We might need some help
Trust me
If some one loses a child tragically or god forbid violently should they lose their empathy for others
Because their grief will damn sure ALWAYS be more justified
I worked with camp survivors in the diamond district of Manhattan in the 80s
Wrists tats the works
No question they knew life’s deep valleys like few did
Yet they were as empathetic and kind a people as I ever knew
Do you get my point
I’m sorry you lost your folks
My wife and I both lost ours long ago
That was very well done Gunga Din
(Better man or woman than I)
Every time I lose a loved one (furry, feathery, scaly), I feel like a hole has been punched in my heart.
I just noticed a large hard swelling on my boy Dobe’s hock.
It seems to be part of the bone, and that is a very bad thing.
I think I’m losing him, too and he’s not even 5 yet.
I will not survive this.
He’s all I have.
Post #154.
I may be losing my boy to bone cancer.
Vet appt. tomorrow.
Not feeling hopeful at all.
A great post.
As everyone else on this thread can see, you are one sicko creep.
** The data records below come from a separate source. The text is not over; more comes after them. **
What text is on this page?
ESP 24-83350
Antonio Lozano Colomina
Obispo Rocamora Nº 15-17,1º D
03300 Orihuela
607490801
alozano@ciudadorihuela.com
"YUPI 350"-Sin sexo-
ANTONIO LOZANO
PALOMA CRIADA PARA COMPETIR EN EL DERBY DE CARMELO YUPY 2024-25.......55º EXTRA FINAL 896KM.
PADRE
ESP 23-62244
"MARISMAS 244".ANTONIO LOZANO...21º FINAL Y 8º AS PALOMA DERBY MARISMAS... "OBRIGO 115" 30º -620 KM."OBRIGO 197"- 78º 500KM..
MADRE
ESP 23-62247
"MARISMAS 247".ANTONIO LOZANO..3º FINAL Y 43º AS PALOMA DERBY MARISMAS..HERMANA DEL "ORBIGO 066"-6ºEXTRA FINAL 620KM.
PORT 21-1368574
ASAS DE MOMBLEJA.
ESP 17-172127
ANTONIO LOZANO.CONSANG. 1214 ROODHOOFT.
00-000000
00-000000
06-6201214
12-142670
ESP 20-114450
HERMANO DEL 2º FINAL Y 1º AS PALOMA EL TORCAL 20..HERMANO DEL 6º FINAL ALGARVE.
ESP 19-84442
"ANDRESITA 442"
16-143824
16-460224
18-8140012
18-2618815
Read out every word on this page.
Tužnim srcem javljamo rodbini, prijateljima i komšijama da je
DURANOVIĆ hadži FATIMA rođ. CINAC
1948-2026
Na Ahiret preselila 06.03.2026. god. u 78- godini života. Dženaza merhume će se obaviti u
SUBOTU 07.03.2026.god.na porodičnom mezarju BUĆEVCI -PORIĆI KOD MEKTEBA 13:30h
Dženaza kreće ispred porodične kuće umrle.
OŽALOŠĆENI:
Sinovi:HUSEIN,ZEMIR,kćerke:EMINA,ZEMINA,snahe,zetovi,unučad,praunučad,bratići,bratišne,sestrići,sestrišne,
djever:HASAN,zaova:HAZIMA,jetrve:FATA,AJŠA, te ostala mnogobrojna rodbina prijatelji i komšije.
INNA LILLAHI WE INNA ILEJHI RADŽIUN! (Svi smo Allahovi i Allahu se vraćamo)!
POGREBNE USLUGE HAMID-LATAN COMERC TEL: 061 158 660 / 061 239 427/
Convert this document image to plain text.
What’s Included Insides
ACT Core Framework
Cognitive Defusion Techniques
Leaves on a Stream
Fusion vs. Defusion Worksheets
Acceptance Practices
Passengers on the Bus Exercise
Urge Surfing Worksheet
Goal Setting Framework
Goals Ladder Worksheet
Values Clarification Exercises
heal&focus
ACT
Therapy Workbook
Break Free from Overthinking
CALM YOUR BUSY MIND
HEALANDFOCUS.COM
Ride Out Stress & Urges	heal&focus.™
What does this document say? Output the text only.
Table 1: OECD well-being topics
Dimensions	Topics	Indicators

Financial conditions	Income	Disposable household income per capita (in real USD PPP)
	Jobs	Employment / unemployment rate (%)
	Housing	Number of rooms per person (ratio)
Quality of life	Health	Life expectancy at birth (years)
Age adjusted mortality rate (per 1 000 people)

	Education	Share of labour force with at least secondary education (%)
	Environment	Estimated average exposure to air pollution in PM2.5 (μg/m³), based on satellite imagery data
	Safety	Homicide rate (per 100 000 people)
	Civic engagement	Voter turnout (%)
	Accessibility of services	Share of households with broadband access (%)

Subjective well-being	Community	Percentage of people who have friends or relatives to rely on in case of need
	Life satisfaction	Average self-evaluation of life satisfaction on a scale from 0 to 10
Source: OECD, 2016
You are the LAST one who should try to use their religion as some kind of cudgel. Anyone who could make such an insensitive remark to a grieving person like you did has no business talking about any sort of religion with the other side of your snakelike mouth. Take your pseudo-religious utterances and shove them. Coming from you, they are divorced from any true religious meaning. Sicko.
Sully is now chasing butterflies across the Rainbow Bridge. If you think of him during the day, his sweet spirit will comfort you. You will see him again
I would rather lose a thousand parents than one dog.
do you still mourn your parents like you mourn a dead dog?